Mexican cartels that happen to specialize in trafficking the same narcotics and happen to be operating freely throughout the open border now have surely chipped in to “the Big Guy” in more ways than one.
Needless to say, the media has had a field day with Hunter’s clear antics ever since.
Ever since the mainstream media “verified” the contents of his laptop, anyway, which have long since been known to conservatives.
Especially hilarious is the fact that the Secret Service declared that the cocaine was found in the West Wing, not the presidential library, as initially reported.
So, in other words, the Secret Service confirmed that the cocaine was found in an area that the general public generally does not meander through.
If the substance had been found in the presidential library, then the Biden regime could claim that some visitor left it behind.
Though it would be a bit bizarre for visitors on a day tour to the White House to bust out a bunch of cocaine, not to mention leave enough behind for the Secret Service to notice.

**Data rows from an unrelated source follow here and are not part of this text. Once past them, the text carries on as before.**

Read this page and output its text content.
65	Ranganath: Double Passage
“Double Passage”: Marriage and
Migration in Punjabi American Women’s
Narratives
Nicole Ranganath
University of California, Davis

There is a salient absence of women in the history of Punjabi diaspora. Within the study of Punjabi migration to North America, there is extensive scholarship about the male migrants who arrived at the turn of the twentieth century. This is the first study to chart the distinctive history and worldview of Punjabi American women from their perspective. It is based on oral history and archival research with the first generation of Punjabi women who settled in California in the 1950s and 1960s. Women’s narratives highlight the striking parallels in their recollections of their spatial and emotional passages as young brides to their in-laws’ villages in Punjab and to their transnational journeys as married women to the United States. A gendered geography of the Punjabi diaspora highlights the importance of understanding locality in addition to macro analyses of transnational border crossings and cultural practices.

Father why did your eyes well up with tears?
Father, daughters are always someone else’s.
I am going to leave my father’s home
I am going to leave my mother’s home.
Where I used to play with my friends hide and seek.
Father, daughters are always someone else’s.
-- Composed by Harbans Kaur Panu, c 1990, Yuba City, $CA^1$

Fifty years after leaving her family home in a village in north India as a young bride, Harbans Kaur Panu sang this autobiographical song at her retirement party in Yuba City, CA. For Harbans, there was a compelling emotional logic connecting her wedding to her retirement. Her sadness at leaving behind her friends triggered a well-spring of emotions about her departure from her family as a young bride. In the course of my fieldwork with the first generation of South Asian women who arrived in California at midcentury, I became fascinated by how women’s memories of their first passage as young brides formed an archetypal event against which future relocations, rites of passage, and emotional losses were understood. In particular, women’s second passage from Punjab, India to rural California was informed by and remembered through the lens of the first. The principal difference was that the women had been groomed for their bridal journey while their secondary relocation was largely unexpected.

Cocaine found in the West Wing significantly reduces the possible number of culprits, which more than one individual delighted in commenting upon in social media.
“Cocaine was found at the White House and Hunter Biden currently lives at the White House. FBI has no clue who it belongs to. Anyone want to help them?” a Twitter user cackled.
Some representatives even issued their take on the situation.
“They never found cocaine in the Trump White House!” Representative Jim Jordan chortled.
Indeed, they did not.
Strange that it happens to appear right after Hunter’s arrival. Then again, a number of strange and stranger things have demarcated Biden’s presidency since its inception.